La CASE fustige le dirigisme électoral susceptible de constituer une violation de l’indépendance de la CENI
Simaro Ngongo Mbayo, la Commission Africaine pour la Supervision des Élections (CASE), invite le Président de la République à évaluer sans complaisance ni parti pris la santé médiocre du processus électoral pour se rendre compte des risques évidents d’une explosion de la colère populaire avant même la date programmée pour les scrutins. La sagacité du Président de la République peut sauver ce cycle électoral confié à une main inexperte qui n’est autre que la personne de Monsieur Denis Kadima Kazadi et retracer des meilleures perspectives pour notre gouvernance électorale.

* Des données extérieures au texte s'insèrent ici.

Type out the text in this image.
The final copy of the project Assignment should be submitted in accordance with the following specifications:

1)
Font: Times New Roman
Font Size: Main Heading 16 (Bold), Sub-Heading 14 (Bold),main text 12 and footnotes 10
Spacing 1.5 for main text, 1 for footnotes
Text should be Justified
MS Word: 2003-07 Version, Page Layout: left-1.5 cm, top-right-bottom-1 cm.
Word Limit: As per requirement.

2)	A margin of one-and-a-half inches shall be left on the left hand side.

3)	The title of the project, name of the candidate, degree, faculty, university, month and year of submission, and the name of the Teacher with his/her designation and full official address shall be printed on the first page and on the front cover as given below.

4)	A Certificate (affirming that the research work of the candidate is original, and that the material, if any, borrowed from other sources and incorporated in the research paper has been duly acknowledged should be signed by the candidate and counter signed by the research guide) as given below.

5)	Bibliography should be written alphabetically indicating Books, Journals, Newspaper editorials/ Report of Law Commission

1. La Commission Africaine pour la Supervision des Élections (CASE) est préoccupée par la position très défiante et très autoritaire du Président de la République Démocratique du Congo, Félix Tshisekedi sur le processus électoral, une matière relevant indépendamment de son pouvoir et qui heurte actuellement d’innombrables obstacles à cause d’un leadership déficient. Cette prise de position très ferme qui a tendance à imposer son unique volonté de rempiler coûte que coûte pour un nouveau mandat constitutionnel, a cette faiblesse d’avoir été exprimée depuis la République Populaire de Chine en ce sens qu’elle a ouvertement la prétention de violer intentionnellement l’indépendance de la CENI, ce qui met davantage en péril le processus électoral déjà agonisant.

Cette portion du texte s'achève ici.